[Spambayes] Mining the headers
Tim Peters
tim.one@comcast.net
Mon Oct 28 01:07:01 2002
About:
[Tokenizer]
generate_time_buckets: True
extract_dow: True
Across my c.l.py test (10-fold cv; mixed source; 20,000 c.l.py ham + 14,000
bruceg spam) it didn't change the FP, FN or unsure rates, but there's
nothing that's ever going to get rid of my 2 remaining FP and 2 remaining
FN.
There's evidence that bruceg got spam more often on weekends than c.l.py got
ham on weekends, and mostly because c.l.py traffic drops on weekends.
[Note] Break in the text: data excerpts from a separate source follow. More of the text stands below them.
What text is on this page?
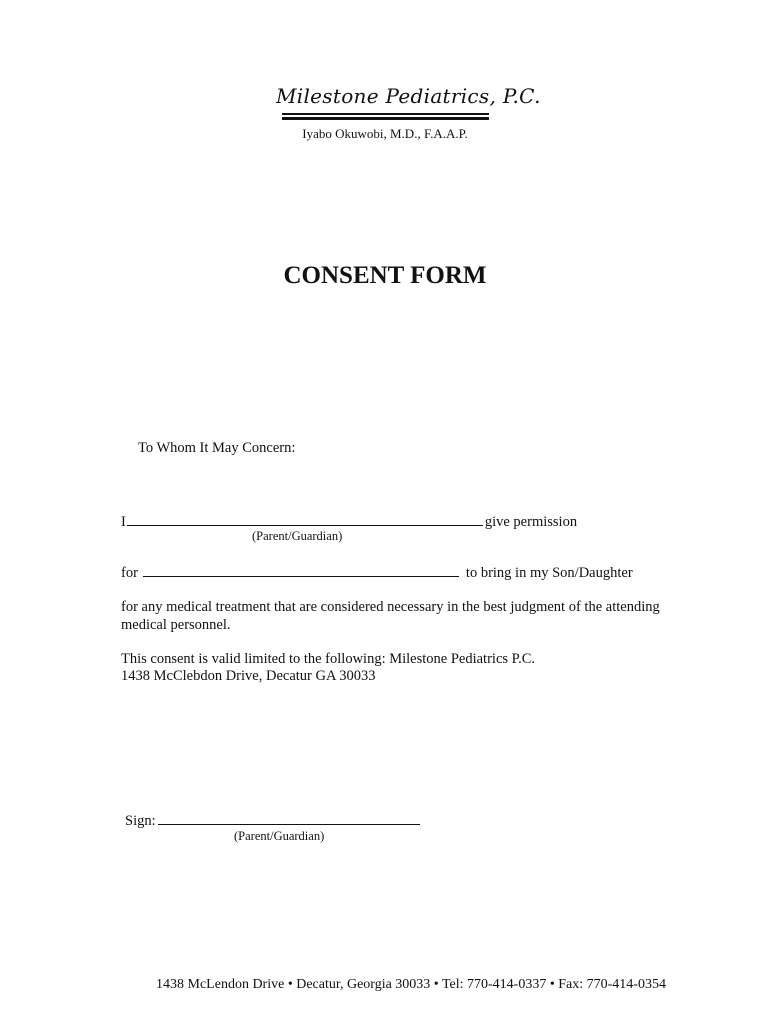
Milestone Pediatrics, P.C.
Iyabo Okuwobi, M.D., F.A.A.P.
CONSENT FORM
To Whom It May Concern:
I	give permission
(Parent/Guardian)
for	to bring in my Son/Daughter
for any medical treatment that are considered necessary in the best judgment of the attending medical personnel.
This consent is valid limited to the following: Milestone Pediatrics P.C.
1438 McClebdon Drive, Decatur GA 30033
Sign:
(Parent/Guardian)
1438 McLendon Drive • Decatur, Georgia 30033 • Tel: 770-414-0337 • Fax: 770-414-0354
Here
in decreasing order of spamprob, but from just 1 of the 10 classifiers built
during the test:
'dow:invalid' 57 426 0.913973614869
'dow:5' 1611 1562 0.580722462655
'dow:6' 1599 1413 0.557982096725
'dow:1' 2982 1701 0.449007117316
'dow:0' 2738 1480 0.435736703465
'dow:3' 3067 1661 0.436204501487
'dow:4' 2860 1535 0.433990360589
'dow:2' 3086 1642 0.431861726944
NOTE: Since I'm running with the default robinson_minimum_prob_strength ==
0.1, all words with spamprob between 0.4 and 0.6 are ignored. Therefore
only the 'dow:invalid' token *could* have had an effect on this test.
Time buckets show higher spamprobs in the hours most of America is asleep.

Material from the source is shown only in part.